Солдат наклонил красноволосую голову на бок, сощурил желтые глаза, потом засмеялся.

– Это песня? Ну, пацан, ты даешь! Какая же тут песня? Это у них гон. Какие-то самки вошли в пору и зазывают самцов, а те им отвечают. Песня! Вой и стоны, вот и все. Устраивают всякое непотребство, – сказал он с крайним удовольствием.

Ун прислушался внимательнее. Песня звучала и правда очень нескладно, некоторые голоса не пытались тянуть слова, а просто кричали. Да, разумеется, это была вообще никакая не песня. «Стоны и завывания». Только какие-то очень уж тоскливые и надрывные для поры рождения и новой жизни.

Не было позора в незнании, но Уну пришлось постараться, чтобы не показать, как ему сейчас неудобно. Он притворился, что забыл о собственном глупом замечании насчет песен макак, и решил заняться настоящей проблемой. Сестры. Узнав, что он отправится в зверинец, они окружили его и с боем вырвали обещание принести что-нибудь.

– Можно? – спросил Ун, указав на ближайшую будку. Солдат пожал плечами и кивнул, иди, мол.

Внутрь зайти Ун не решился, прошел вдоль стены. Она оказалась сделана из прессованной древесины – отковырнуть от нее кусочек не получилось. Хорошо было бы найти клык макаки или какую-нибудь чуть заточенную палочку, которой они ловили муравьев и гусениц. А лучше достать и то и другое – так он умилостивит этих красноголовых непосед, и они, может быть, даже не будут трогать его пару дней со своими жалобами и ябедничеством матери по поводу и без.
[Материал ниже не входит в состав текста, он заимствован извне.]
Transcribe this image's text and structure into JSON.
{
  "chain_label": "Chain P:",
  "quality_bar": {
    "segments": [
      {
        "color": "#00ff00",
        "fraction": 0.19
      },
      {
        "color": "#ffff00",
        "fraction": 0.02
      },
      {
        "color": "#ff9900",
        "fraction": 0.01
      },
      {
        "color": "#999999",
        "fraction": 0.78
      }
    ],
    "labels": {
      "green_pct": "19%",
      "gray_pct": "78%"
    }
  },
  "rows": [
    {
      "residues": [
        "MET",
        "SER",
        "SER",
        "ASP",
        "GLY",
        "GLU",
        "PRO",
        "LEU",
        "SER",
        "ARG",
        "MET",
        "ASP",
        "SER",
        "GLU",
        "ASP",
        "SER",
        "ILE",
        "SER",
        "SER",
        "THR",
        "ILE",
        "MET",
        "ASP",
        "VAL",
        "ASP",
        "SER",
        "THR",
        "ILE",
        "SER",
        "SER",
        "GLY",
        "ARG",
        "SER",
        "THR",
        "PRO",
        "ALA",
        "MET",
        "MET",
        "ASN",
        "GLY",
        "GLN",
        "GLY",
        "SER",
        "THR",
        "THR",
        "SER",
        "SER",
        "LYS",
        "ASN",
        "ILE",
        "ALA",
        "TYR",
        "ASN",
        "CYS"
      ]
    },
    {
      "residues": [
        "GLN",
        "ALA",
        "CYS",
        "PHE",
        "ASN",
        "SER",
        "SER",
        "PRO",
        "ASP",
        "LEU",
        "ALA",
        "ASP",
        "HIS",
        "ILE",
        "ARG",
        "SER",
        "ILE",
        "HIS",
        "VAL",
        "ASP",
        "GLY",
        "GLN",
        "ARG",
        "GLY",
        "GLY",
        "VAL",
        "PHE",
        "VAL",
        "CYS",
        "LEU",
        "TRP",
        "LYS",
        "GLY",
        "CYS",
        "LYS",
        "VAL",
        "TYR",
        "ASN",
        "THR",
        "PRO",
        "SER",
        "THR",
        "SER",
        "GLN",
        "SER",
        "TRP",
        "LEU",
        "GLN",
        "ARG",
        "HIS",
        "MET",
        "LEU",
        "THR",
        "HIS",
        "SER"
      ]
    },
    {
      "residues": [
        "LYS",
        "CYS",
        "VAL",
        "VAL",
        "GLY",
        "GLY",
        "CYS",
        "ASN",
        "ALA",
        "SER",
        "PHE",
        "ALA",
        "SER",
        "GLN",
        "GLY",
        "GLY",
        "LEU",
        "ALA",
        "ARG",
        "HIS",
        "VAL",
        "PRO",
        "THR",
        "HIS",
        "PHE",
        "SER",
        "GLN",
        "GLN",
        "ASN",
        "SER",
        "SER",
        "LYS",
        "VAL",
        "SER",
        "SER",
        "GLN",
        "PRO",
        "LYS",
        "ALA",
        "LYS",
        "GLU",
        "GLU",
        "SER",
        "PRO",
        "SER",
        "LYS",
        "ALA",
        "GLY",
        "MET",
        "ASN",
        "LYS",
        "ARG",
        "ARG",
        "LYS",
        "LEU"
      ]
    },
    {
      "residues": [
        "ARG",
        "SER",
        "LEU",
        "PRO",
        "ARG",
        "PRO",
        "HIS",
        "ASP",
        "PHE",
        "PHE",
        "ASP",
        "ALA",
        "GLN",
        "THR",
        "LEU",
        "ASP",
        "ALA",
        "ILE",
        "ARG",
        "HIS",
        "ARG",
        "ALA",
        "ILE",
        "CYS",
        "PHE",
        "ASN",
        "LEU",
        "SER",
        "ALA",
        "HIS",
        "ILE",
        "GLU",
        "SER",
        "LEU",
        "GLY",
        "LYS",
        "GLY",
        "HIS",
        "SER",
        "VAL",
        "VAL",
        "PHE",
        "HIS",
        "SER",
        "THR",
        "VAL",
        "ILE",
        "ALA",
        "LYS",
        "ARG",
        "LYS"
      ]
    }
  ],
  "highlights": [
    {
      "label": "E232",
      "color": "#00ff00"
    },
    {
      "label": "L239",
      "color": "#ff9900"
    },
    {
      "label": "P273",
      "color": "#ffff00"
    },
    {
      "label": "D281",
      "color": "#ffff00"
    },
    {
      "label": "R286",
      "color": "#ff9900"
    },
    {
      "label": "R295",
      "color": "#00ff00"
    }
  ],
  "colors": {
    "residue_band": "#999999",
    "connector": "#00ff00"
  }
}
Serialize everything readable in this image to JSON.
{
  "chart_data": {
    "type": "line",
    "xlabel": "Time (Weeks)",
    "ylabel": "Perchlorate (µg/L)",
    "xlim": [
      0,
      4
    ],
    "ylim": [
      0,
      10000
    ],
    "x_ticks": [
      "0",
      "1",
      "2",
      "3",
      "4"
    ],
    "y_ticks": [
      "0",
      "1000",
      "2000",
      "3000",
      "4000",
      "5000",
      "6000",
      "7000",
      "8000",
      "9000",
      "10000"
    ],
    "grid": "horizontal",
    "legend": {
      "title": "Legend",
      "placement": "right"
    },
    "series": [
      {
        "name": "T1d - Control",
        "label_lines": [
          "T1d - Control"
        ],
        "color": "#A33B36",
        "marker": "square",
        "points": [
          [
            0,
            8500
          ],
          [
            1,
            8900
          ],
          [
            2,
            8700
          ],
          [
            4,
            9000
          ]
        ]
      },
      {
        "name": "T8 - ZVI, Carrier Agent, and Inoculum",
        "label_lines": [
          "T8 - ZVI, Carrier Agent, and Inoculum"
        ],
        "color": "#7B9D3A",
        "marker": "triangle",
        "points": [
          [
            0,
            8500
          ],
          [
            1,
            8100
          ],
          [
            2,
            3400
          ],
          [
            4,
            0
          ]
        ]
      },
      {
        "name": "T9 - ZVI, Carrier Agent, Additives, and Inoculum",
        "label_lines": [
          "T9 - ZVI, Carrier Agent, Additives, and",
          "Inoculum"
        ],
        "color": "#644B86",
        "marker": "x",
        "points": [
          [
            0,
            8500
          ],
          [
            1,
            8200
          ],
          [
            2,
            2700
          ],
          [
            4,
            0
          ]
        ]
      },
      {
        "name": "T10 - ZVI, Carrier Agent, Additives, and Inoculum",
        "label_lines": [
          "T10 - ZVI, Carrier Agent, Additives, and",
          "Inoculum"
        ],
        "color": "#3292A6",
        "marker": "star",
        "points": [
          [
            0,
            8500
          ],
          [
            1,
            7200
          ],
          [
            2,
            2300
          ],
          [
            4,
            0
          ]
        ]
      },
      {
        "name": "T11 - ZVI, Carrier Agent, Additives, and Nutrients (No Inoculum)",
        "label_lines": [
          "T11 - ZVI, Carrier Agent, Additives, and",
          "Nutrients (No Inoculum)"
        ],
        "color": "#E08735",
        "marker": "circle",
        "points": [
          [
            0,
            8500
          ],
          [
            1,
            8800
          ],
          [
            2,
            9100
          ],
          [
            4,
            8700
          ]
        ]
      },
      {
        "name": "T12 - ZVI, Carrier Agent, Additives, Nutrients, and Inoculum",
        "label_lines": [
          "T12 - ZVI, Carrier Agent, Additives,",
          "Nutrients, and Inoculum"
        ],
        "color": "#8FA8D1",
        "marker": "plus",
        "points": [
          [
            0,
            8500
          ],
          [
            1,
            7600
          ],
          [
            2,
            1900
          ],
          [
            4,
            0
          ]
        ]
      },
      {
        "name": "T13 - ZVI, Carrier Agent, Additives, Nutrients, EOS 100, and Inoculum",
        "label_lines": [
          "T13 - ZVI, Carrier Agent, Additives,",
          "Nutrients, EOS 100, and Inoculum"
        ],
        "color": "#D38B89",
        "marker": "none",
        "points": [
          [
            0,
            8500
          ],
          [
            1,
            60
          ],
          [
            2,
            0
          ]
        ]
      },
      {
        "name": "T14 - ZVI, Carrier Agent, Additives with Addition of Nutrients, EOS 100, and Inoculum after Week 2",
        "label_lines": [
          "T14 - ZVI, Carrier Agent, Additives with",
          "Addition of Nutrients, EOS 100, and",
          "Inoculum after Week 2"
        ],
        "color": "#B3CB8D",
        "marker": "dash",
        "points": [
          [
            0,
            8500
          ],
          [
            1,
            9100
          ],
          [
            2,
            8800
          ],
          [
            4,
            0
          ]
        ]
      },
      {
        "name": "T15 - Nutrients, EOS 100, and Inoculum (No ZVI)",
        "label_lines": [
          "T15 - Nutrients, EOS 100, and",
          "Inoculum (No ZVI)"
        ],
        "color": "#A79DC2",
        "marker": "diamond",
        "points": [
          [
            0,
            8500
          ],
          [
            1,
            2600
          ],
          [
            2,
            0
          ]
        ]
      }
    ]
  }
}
Он остановился у угла будки, обреченно вздохнув. Ничего. Только грязь. «Захватить хотя бы какой камень». В промежутке между будками был свален мелкий ссор и занесенные ветром листья. Ун заметил шагах в трех от себя красивый треугольный камешек. Морщась и хлюпая по жидкой грязи, он быстро добрался до добычи, наклонился и разочарованно ойкнул. Камешек оказался вовсе не камешком, а торчащим из жирной почвы углом фундамента. Ун с досадой обтер руку о стену и начал лихорадочно осматриваться. Надо было унести хоть что-нибудь. Ну, хоть что-нибудь! Любую ерунду, связанную с макаками. Он присмотрелся повнимательнее и наконец заметил пучок легкой шерсти, запутавшейся в ветвях колючего засохшего кустарника. Ун собрал всю шерсть, какую смог, и сжал ее в кулаке. Она оказалась удивительно мягкой, легкой, совсем не как у собак, жалко только грязной. Но какая разница? Это была шерсть настоящих макак. О лучшем не приходилось и мечтать.
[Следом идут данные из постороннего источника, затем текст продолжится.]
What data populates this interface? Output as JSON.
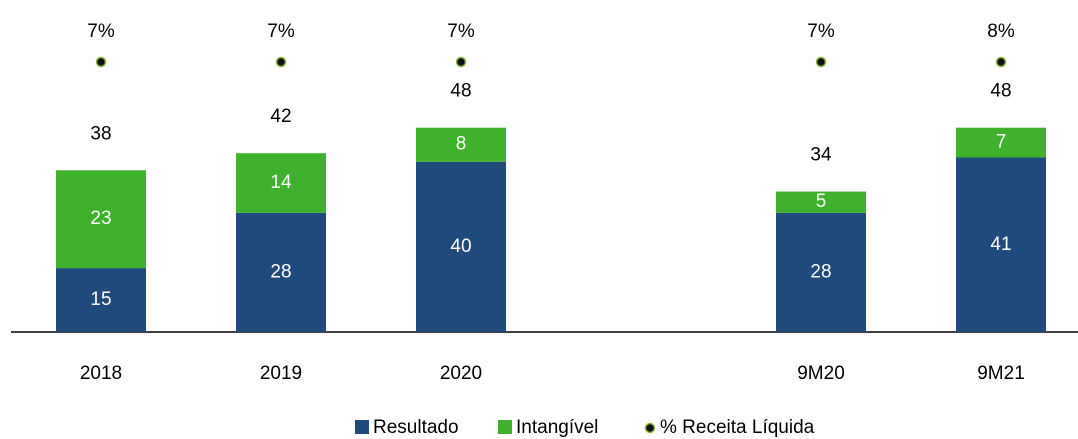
{
  "chart_data": {
    "type": "stacked-bar",
    "categories": [
      "2018",
      "2019",
      "2020",
      null,
      "9M20",
      "9M21"
    ],
    "series": [
      {
        "name": "Resultado",
        "color": "#214a7c",
        "values": [
          15,
          28,
          40,
          null,
          28,
          41
        ]
      },
      {
        "name": "Intangível",
        "color": "#3fb12d",
        "values": [
          23,
          14,
          8,
          null,
          5,
          7
        ]
      }
    ],
    "totals": [
      38,
      42,
      48,
      null,
      34,
      48
    ],
    "ratio": {
      "name": "% Receita Líquida",
      "color": "#111111",
      "values": [
        7,
        7,
        7,
        null,
        7,
        8
      ],
      "value_labels": [
        "7%",
        "7%",
        "7%",
        null,
        "7%",
        "8%"
      ]
    },
    "ylim": [
      0,
      78
    ]
  }
}
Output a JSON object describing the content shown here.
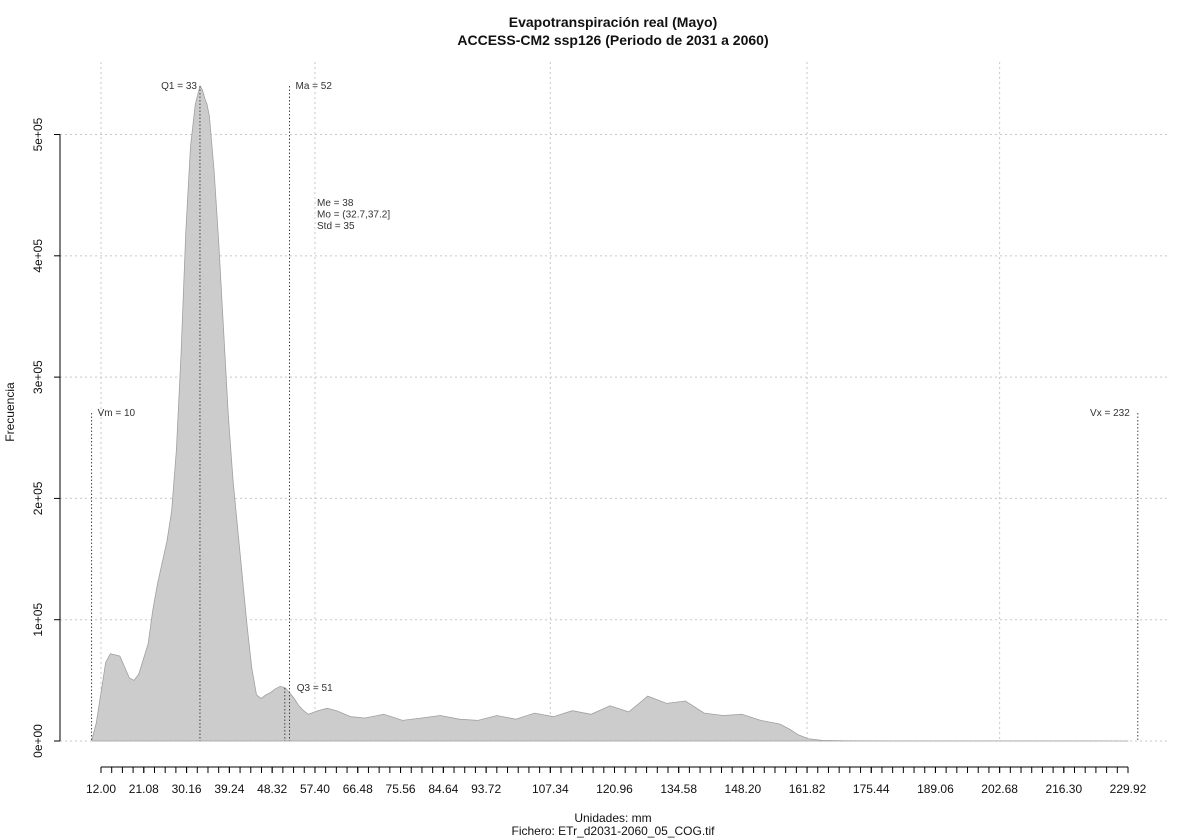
{
  "chart_data": {
    "type": "area",
    "title": "Evapotranspiración real (Mayo)",
    "subtitle": "ACCESS-CM2 ssp126 (Periodo de 2031 a 2060)",
    "xlabel": "Unidades: mm",
    "ylabel": "Frecuencia",
    "footer": "Fichero: ETr_d2031-2060_05_COG.tif",
    "xlim": [
      12,
      229.92
    ],
    "ylim": [
      0,
      540000
    ],
    "x_ticks": [
      12.0,
      21.08,
      30.16,
      39.24,
      48.32,
      57.4,
      66.48,
      75.56,
      84.64,
      93.72,
      107.34,
      120.96,
      134.58,
      148.2,
      161.82,
      175.44,
      189.06,
      202.68,
      216.3,
      229.92
    ],
    "x_tick_labels": [
      "12.00",
      "21.08",
      "30.16",
      "39.24",
      "48.32",
      "57.40",
      "66.48",
      "75.56",
      "84.64",
      "93.72",
      "107.34",
      "120.96",
      "134.58",
      "148.20",
      "161.82",
      "175.44",
      "189.06",
      "202.68",
      "216.30",
      "229.92"
    ],
    "y_ticks": [
      0,
      100000,
      200000,
      300000,
      400000,
      500000
    ],
    "y_tick_labels": [
      "0e+00",
      "1e+05",
      "2e+05",
      "3e+05",
      "4e+05",
      "5e+05"
    ],
    "x_grid": [
      12.0,
      57.4,
      107.34,
      161.82,
      202.68
    ],
    "grid": true,
    "fill_color": "#cccccc",
    "line_color": "#a0a0a0",
    "series": [
      {
        "x": [
          10,
          11,
          12,
          13,
          14,
          16,
          18,
          19,
          20,
          22,
          23,
          24,
          26,
          27,
          28,
          29,
          30,
          31,
          32,
          33,
          33.5,
          34,
          34.5,
          35,
          36,
          37,
          38,
          39,
          40,
          42,
          43,
          44,
          45,
          46,
          47,
          48,
          49,
          50,
          51,
          52,
          53,
          54,
          55,
          56,
          58,
          60,
          62,
          65,
          68,
          72,
          76,
          80,
          84,
          88,
          92,
          96,
          100,
          104,
          108,
          112,
          116,
          120,
          124,
          128,
          132,
          136,
          140,
          144,
          148,
          152,
          156,
          158,
          160,
          162,
          165,
          170,
          180,
          200,
          220,
          230
        ],
        "y": [
          0,
          15000,
          40000,
          65000,
          72000,
          70000,
          52000,
          50000,
          55000,
          80000,
          108000,
          130000,
          165000,
          190000,
          240000,
          320000,
          420000,
          490000,
          525000,
          540000,
          537000,
          530000,
          525000,
          515000,
          470000,
          410000,
          340000,
          270000,
          215000,
          135000,
          95000,
          60000,
          38000,
          35000,
          38000,
          40000,
          43000,
          45000,
          44000,
          40000,
          35000,
          29000,
          25000,
          22000,
          25000,
          27000,
          25000,
          20000,
          19000,
          22000,
          17000,
          19000,
          21000,
          18000,
          17000,
          21000,
          18000,
          23000,
          20000,
          25000,
          22000,
          29000,
          24000,
          37000,
          31000,
          33000,
          23000,
          21000,
          22000,
          17000,
          14000,
          10000,
          5000,
          2000,
          500,
          200,
          100,
          100,
          100,
          0
        ]
      }
    ],
    "markers": [
      {
        "label": "Q1 = 33",
        "value": 33
      },
      {
        "label": "Ma = 52",
        "value": 52
      },
      {
        "label": "Q3 = 51",
        "value": 51
      },
      {
        "label": "Vm = 10",
        "value": 10
      },
      {
        "label": "Vx = 232",
        "value": 232
      }
    ],
    "stats": [
      "Me = 38",
      "Mo = (32.7,37.2]",
      "Std = 35"
    ]
  }
}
– Пацан! – негромкий голос солдата вернул его из мира размышлений.

Ун выбрался из закоулка и тут же застыл: в его сторону шел отец. Солдат из оцепления нервно переминался с ноги на ногу.

– Ты куда полез?

Молчание.

– Мало ли какая там зараза. Иди сюда.

Ун потупил взгляд и поплелся к отцу. Он не решался смотреть на него, но чувствовал тяжесть зеленого взгляда, видел черные, начищенные, точно не было вокруг грязи, ботинки.

– Простите, – пробормотал Ун, заводя руки за спину.

– Ты уже не ребенок – нечего лазать, где попало. Что ты там прячешь?

Ун посмотрел на отца умоляюще. «Не заставляйте меня отдавать вам это. Прошу! Что я принесу этим мелким занозам? Они же меня съедят».

– Извините, – начал он, и глаза отца угрожающе сузились.

– Показывай, что за дрянь ты там подобрал.

Подошел капитан Нот, немного озадаченный, но все еще улыбающийся:

– Что такое? Юноша решил поискать сувениры?

Его ужимки не могли смягчить решимость отца, и Ун протянул кулак и медленно раскрыл пальцы, показывая свою находку.

Капитан Нот хмыкнул:

– Шерсть! Ха. Попросите, я вам надеру шерсти любого цвета и любой длины. Даже можем собрать для пряжи. При некоторых зверинцах вяжут отличные носки, знаете ли.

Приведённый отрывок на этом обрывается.